What’s Left for the Animals? A discussion on multispecies politics and anticapitalist resistance

Tue, Apr 29, 2025

6:00 PM–8:00 PM

The Skylight Room (9100), CUNY Graduate Center, 365 5th Ave, NYC. Free and open to all.

Industrial animal agriculture is one of the most destructive fields of industry and a central driver of climate change, deforestation, forced migration, environmental violence, loss of biodiversity, and violence against other animals. Despite this, serious critique of industrial animal agriculture and the role of nonhuman animals in capitalist economy remains marginal in left political discourse. Join us for panel discussion with Terike Haapoja, Ashley Dawson, Leigh Claire La Berge, Arnaud Gerspacher and moderated by Thyrza Nichols Goodeve on animal liberation and multispecies politics in the framework of anticapitalist resistance. Questions that emerge in this discussion include: why animals matter for left politics? Are nonhuman animals part of the working class? Is socialism good for other animals? How do we build a multispecies left politics?

About the Participants:

Terike Haapoja is a Berlin-based visual artist. Her current research [Against] Animal Capitalism reflects critically on the anthropocentric ontologies within marxist theory that inform current day left politics, and argues that recognizing animal labor as a central arena of capitalist exploitation is necessary for anticapitalist struggle. Haapoja’s current research builds on her extensive research and creative work on multispecies politics in relationship to knowledge production (Closed Circuit – Open Duration, 2008), governance (The Party of Others 2011), law (The Trial, 2013), history (Museum of the History of Cattle, 2013) and ideology (Museum of Nonhumanity, 2016). Haapoja’s work has received several awards, including the Guggenheim Fellowship for the [Against] Animal Capitalism project in 2022.

Ashley Dawson is a Distinguished Professor at the City University of New York, where he teaches postcolonial ecocriticism and environmental humanities. He has published numerous books on aspects of the fight for climate and environmental justice, including, most recently, Environmentalism from Below (Haymarket, 2024) and Decolonize Conservation! (Common Notions, 2024). Dawson is the Climate Justice Fellow for 2024-25 at the arts organization Culture Push, and is also a faculty fellow at Social Practice CUNY. He is currently creating a series of short documentary films about the impact of energy infrastructure in NYC.

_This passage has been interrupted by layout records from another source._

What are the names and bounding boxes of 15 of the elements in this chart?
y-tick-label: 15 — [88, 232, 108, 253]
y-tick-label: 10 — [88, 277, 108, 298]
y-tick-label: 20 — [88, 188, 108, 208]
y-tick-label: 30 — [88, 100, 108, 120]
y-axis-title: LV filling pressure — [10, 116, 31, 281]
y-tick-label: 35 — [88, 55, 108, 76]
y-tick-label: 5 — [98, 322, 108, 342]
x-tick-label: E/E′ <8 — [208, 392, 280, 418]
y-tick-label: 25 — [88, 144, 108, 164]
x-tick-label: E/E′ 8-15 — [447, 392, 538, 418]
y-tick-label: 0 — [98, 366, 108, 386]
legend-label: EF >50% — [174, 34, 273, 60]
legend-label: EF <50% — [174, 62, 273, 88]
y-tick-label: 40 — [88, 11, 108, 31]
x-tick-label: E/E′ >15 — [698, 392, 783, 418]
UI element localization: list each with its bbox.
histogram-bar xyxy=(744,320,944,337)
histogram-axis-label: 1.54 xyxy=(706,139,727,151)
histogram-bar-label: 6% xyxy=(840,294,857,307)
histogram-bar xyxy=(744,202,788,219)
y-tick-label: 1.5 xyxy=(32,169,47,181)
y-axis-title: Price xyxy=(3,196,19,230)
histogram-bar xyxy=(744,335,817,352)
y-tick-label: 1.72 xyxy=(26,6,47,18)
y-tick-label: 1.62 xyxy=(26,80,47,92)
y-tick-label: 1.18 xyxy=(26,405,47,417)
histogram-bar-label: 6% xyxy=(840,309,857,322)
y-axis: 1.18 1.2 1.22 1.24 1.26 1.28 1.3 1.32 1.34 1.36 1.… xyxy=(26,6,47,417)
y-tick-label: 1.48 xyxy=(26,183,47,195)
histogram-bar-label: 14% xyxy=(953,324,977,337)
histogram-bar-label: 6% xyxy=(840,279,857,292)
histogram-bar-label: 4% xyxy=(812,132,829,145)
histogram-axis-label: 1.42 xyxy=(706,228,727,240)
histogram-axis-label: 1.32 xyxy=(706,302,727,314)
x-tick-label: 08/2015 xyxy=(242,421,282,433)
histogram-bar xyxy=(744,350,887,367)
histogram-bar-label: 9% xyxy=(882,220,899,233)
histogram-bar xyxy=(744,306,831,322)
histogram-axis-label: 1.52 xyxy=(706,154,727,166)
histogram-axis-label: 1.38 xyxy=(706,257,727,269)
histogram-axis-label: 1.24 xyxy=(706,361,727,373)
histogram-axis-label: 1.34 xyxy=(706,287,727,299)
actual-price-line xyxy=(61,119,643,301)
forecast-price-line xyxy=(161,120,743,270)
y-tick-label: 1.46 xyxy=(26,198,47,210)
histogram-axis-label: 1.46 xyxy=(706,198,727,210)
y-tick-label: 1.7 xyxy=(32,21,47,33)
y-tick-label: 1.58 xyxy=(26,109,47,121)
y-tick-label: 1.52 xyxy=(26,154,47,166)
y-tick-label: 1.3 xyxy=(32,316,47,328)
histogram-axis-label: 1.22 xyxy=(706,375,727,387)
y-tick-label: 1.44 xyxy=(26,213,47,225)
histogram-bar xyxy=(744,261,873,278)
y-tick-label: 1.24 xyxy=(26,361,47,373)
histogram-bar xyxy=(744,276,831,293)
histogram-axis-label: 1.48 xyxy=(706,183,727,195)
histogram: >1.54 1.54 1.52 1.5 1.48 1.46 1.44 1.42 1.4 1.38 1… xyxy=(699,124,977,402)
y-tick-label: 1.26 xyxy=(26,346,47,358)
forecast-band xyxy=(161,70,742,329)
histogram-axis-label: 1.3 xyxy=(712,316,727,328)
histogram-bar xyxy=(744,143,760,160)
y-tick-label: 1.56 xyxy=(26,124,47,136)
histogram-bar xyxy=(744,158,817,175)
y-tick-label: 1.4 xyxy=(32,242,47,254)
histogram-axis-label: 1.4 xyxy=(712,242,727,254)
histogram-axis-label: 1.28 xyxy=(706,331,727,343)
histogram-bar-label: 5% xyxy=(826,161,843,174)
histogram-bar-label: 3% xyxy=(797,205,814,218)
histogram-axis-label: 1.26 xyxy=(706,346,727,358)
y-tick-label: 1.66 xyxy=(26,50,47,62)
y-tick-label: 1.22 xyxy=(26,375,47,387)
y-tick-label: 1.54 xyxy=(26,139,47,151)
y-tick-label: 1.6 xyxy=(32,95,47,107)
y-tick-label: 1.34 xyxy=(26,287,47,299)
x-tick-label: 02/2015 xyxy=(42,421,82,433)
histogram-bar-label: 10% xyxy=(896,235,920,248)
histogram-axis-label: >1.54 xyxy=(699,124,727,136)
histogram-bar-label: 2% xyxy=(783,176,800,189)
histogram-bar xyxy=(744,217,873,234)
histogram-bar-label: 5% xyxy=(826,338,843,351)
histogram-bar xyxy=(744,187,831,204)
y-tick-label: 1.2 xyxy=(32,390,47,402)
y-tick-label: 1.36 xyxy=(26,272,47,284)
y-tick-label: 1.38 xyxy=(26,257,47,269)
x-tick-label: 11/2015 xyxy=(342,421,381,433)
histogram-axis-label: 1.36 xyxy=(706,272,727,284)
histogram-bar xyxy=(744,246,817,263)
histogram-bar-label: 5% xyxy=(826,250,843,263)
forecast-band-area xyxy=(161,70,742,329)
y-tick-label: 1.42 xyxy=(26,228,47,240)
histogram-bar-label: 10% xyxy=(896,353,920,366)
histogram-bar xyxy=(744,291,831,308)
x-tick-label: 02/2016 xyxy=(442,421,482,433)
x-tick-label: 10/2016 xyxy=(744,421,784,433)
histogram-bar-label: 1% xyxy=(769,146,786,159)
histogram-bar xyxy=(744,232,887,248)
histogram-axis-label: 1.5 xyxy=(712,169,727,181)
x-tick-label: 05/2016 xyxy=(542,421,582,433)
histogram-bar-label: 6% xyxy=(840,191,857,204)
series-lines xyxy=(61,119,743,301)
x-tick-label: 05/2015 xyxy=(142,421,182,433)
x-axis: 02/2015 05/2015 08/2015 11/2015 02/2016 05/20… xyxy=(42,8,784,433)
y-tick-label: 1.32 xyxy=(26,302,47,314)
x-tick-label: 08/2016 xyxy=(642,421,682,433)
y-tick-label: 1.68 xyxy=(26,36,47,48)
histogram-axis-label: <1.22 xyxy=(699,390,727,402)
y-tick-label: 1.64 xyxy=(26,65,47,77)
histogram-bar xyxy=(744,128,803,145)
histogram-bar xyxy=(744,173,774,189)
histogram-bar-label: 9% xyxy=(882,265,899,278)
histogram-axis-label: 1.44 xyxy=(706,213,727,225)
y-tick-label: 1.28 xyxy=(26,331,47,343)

Leigh Claire La Berge is an associate professor of English at Borough of Manhattan Community College, part of City University of New York. Her first book, “Scandals and Abstraction: Financial Fiction of the Long 1980s”, tracked the convergences of finance, realism and postmodernism in literature and culture throughout the 1980s in the United States. Her second book, “Wages Against Artwork: Decommodified Labor and the Claims of Socially Engaged Art” explored the twin rise of new forms of socially engaged art alongside what she called “decommodified labor,” or labor that is not recompensed. Along with Alison Shonkwiler, Leigh Claire is the co-editor of the collection, “Reading Capitalist Realism”. She recently published a book about animality and economy entitled “Marx for Cats: A Radical Bestiary”.

Arnaud Gerspacher is an environmental art historian and critical animal studies scholar whose research focuses on animals in modern and contemporary art. He received his PhD in Art History from the CUNY Graduate Center in 2017 and is an Adjunct Assistant Professor in the Art Department at City College CUNY. His writings have appeared with Columbia University Press, Yale University Press, Routledge Press, Art Margins, art-agenda, Oxford Art Journal, and October journal. His first book, The Owls Are Not What They Seem: Artist as Ethologist, was published by The University of Minnesota Press in 2022. His current book project, Dangerous Analogies: Towards an Ethological Art History, analyzes the different uses of human-animal analogies in art and the history of ethology, from the historic avant-garde up to the global contemporary present.

Thyrza Nichols Goodeve (Moderator)is a writer, interviewer, and cartoodlist. She writes about art as a world building activity. Her interests include art as a “structure of feeling,” human/nonhuman animal ontologies, the natural fantastic, the aesthetics of wonder, the history of modernism(s), surrealist methodologies, dystopias, heterotopias, and utopias, and the metaphysics of technology. Her book-length portrait of Donna Haraway, How Like A Leaf (1999) has been re-published in several languages including Turkish, Japanese, Italian, and Spanish. She is the co-author with John Shoesmith of Scribbles, Comments, and Codes: The Marginalia of Marshall McLuhan (Arcana Books, 2025) and the editor of Anatomy of the Crit, Volume 1 and 2 (Hoffberger School of Painting, MICA, forthcoming in 2026). She teaches in the MFA Art Practice, MFA Fine Arts, and MFA Computer Arts programs at the School of Visual Arts in New York City.